História holandesa mostra importância da mobilização social

A Holanda é certamente uma das referências mundiais em uso das bicicletas como meio de transporte. Hoje, metade da população do país utiliza as magrelas cotidianamente para ir e vir […]

A Holanda é certamente uma das referências mundiais em uso das bicicletas como meio de transporte. Hoje, metade da população do país utiliza as magrelas cotidianamente para ir e vir do trabalho, escola etc., favorecidos por uma malha de ciclovias que atravessa o país. Mas isso nem sempre foi assim. O vídeo abaixo, produzido pelo blog Bicycle Dutch, mostra um resumo dos processos que levaram os holandeses a optarem pelo investimento nas bicicletas como meio de transporte em detrimento dos carros.

Segundo o vídeo, as bicicletas eram largamente utilizadas pelos holandeses antes da popularização dos carros, que acontece após a Segunda Guerra Mundial. Com a reconstrução do país e o ciclo econômico positivo que movimentou a Europa, a renda média dos holandeses cresceu 22% entre 1948 e 1970. Com o aumento do poder aquisitivo, aumentaram também os carros nas ruas, especialmente a partir do final da década de 1950.

Com isso, muitos governos removeram ciclovias, prédios foram demolidos, praças se tornaram estacionamentos, tudo para abrir espaço para mais carros. A distância diária percorrida pelo holandês aumentou de 3,9 km em 1957 para 23,2 km em 1975, modificando a relação da população com as cidades.

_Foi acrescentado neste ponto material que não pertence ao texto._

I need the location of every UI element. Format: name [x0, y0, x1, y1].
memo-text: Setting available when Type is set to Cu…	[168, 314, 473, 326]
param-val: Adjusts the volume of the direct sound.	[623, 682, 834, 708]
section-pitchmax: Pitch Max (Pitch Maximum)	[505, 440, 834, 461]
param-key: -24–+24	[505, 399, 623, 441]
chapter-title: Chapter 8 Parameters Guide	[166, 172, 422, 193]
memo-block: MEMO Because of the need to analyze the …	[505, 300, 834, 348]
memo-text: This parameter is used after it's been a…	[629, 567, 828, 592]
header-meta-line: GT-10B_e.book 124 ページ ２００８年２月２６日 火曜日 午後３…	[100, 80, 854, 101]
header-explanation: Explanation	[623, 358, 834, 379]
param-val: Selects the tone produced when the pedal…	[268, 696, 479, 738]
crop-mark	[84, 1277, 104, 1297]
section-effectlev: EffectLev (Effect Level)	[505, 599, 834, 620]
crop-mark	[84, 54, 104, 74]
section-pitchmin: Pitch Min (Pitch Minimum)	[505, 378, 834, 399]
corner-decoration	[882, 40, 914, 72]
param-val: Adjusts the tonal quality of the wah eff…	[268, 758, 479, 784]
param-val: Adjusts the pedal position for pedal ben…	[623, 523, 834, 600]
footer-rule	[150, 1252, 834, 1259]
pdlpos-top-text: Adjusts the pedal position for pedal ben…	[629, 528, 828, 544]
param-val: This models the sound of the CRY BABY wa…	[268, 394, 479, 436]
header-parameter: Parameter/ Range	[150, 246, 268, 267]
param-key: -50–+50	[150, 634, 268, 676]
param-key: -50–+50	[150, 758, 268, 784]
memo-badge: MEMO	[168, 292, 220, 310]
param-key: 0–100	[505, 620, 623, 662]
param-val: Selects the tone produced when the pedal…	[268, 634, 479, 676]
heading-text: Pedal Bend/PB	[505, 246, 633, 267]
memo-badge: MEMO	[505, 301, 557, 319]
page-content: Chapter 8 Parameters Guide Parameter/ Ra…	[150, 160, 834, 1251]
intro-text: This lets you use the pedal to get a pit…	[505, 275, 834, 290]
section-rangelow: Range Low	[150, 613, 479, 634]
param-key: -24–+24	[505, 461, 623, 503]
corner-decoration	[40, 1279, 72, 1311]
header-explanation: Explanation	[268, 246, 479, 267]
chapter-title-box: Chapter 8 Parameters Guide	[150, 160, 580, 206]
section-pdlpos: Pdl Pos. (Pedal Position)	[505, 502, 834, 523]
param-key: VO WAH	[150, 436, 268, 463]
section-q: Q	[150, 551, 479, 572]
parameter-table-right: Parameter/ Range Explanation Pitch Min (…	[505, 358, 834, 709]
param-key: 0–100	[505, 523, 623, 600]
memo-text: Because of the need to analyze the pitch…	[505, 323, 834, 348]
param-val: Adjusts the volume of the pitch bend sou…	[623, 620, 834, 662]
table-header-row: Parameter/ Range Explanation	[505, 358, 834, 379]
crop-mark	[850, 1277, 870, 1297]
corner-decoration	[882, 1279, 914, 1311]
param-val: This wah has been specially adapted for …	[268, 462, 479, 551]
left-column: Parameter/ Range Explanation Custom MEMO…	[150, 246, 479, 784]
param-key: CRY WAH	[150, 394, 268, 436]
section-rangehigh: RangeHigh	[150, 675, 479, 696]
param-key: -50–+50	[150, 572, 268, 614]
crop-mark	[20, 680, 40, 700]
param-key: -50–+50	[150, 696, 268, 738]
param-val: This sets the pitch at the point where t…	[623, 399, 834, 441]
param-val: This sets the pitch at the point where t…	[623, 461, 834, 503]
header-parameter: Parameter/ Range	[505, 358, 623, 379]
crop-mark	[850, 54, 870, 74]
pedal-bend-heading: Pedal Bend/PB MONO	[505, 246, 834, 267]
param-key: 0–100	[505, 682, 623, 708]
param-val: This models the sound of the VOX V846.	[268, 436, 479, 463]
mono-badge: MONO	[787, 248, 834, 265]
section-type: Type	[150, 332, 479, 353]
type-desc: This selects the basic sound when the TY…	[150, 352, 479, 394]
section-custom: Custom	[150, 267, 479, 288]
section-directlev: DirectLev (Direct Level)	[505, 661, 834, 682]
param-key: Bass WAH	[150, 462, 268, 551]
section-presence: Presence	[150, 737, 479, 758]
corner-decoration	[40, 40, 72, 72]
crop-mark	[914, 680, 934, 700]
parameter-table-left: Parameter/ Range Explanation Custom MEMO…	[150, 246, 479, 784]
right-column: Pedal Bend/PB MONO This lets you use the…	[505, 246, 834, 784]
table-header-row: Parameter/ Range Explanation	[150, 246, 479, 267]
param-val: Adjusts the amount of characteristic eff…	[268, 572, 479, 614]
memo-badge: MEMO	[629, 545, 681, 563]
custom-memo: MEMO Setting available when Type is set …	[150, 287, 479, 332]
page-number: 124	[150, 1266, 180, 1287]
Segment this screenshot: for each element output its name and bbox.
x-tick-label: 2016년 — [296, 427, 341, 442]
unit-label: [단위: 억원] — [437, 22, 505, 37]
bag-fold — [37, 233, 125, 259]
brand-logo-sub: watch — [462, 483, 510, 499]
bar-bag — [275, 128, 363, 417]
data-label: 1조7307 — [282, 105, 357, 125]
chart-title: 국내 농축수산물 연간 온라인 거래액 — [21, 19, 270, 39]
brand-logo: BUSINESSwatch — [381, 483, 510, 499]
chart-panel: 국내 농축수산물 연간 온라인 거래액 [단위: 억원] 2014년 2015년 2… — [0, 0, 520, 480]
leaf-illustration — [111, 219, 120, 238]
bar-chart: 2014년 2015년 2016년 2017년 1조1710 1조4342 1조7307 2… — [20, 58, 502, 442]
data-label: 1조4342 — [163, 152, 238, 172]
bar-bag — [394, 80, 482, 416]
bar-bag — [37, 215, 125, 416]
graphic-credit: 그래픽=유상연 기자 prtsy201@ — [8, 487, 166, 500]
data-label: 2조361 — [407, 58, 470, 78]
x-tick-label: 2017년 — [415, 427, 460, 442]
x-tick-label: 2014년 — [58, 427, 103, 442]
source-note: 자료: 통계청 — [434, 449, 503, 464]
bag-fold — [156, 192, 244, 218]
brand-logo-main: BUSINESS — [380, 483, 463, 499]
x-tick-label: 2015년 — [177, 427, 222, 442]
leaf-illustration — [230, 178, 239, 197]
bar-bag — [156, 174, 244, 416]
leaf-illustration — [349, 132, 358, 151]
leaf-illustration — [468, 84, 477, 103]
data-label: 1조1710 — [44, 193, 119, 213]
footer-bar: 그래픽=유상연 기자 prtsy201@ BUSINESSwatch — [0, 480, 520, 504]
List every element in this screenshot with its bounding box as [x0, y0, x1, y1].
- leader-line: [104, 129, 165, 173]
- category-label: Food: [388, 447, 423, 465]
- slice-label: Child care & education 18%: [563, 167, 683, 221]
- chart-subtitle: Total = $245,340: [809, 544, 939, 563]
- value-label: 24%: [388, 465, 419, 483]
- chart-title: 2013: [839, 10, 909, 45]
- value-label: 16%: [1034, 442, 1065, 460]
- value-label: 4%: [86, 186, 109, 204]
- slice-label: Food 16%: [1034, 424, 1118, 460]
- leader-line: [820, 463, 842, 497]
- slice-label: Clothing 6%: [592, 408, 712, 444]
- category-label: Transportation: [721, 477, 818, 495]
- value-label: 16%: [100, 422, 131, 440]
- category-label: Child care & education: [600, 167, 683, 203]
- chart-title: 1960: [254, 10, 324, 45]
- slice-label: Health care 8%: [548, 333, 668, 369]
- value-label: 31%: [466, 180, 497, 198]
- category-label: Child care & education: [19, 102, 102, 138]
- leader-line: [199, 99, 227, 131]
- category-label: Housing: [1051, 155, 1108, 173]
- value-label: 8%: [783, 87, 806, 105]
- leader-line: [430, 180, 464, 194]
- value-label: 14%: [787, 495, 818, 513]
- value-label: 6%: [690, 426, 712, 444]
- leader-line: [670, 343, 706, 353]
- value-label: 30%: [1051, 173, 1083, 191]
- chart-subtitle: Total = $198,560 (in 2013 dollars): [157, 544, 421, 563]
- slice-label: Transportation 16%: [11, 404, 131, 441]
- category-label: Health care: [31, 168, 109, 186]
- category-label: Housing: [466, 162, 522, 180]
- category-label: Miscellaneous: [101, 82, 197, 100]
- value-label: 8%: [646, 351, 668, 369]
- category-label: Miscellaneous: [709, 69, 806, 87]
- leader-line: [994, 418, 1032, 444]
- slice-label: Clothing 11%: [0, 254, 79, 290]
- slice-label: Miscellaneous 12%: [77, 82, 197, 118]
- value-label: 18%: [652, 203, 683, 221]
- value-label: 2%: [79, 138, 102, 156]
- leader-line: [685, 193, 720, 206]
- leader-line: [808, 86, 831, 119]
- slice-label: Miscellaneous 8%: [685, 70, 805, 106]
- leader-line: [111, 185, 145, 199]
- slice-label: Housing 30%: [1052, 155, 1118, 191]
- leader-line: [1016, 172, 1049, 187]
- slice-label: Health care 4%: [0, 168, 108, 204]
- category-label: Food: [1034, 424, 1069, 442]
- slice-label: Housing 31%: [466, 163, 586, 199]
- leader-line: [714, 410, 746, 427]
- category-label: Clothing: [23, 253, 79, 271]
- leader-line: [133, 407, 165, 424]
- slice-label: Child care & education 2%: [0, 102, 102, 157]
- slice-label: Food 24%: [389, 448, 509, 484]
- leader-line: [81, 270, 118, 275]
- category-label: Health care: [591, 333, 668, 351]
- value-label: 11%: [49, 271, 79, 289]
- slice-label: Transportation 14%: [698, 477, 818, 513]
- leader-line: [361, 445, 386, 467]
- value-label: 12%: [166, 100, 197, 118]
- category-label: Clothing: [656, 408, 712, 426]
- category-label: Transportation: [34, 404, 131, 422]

Uma mudança mais trágica veio dos acidentes de trânsito. Em 1971, foram registradas 3.300 mortes no transito – 400 delas de crianças de menos de 14 anos. As mortes mobilizaram a sociedade holandesa, que foi para as ruas exigir mais segurança. Pouco depois, veio a Crise do Petróleo, em 1973, levando os holandeses a repensar sua vida para diminuir sua dependência energética.

“Políticas para encorajar o ciclismo se encaixavam perfeitamente naquele cenário”, afirma o vídeo. “Protestos de massa de ciclistas por cidades de toda a Holanda por facilidades para pedalar criaram uma consciência que eventualmente mudou o pensamento sobre as políticas de transporte.”

Várias políticas foram adotadas, como os domingos sem carro e a proibição permanente de circulação de automóveis nos centros de algumas cidades. A partir da metade dos anos 1970, cidades começaram a experimentar vias segregadas para ciclistas, diminuindo o espaço dos carros nas ruas. As primeiras foram criadas em Tilburg e Haia, levando a um rápido aumento da utilização de bicicletas. O modelo foi seguido em todo o país, levando à situação que vemos hoje. E as mortes de crianças no trânsito caíram dos 400 de 1971 para 14 em 2010.

O urbanista Ricardo Correa, sócio da TC Urbes, empresa de consultoria em mobilidade sustentável, conta que no final dos anos 1970 o país já era uma referência para a Europa, tendo influenciado o planejamento urbano de Alemanha e Dinamarca. Esta adaptou o modelo holandês e hoje sua capital, Copenhagen, registra o maior número de viagens diárias de bicicleta, em torno de 50% do total, ultrapassando a holandesa Amsterdã, com cerca de 35% das viagens feitas por bicicleta.

“E isso numa cidade em que faz temperaturas de 15° negativos”, destaca Correa, que defende a inclusão das bicicletas nas políticas públicas de transporte em cidades brasileiras. “Prefiro subir do Parque do Ibirapuera para o Paraíso de bicicleta do que pedalar nessa temperatura. Não existe cidade perfeita para a implantação da bicicleta como meio de transporte”, completa.

A história é interessante por nos lembrar que as cidades são historicamente construídas. Foram decisões, pressões e movimentos políticos que determinaram as virtudes e defeitos que cada local apresenta hoje – e os mesmos processos podem levar a mudanças. Nada está escrito na pedra, nem mesmo o trânsito caótico de São Paulo.

Nesse sentido, Ricardo acredita que a sociedade civil brasileira está vivendo um processo de amadurecimento e está criando as condições para que possamos desenvolver um modelo próprio de mobilidade urbana. “Assim como aconteceu na Holanda, aqui a gente vem numa dinâmica crescente que não se percebe tanto. A sociedade civil está se organizando. A nova Política Nacional de Mobilidade Urbana é um fruto dessa organização. Agora, há um instrumento mais claro para fazer pressão sobre o poder público”, afirma.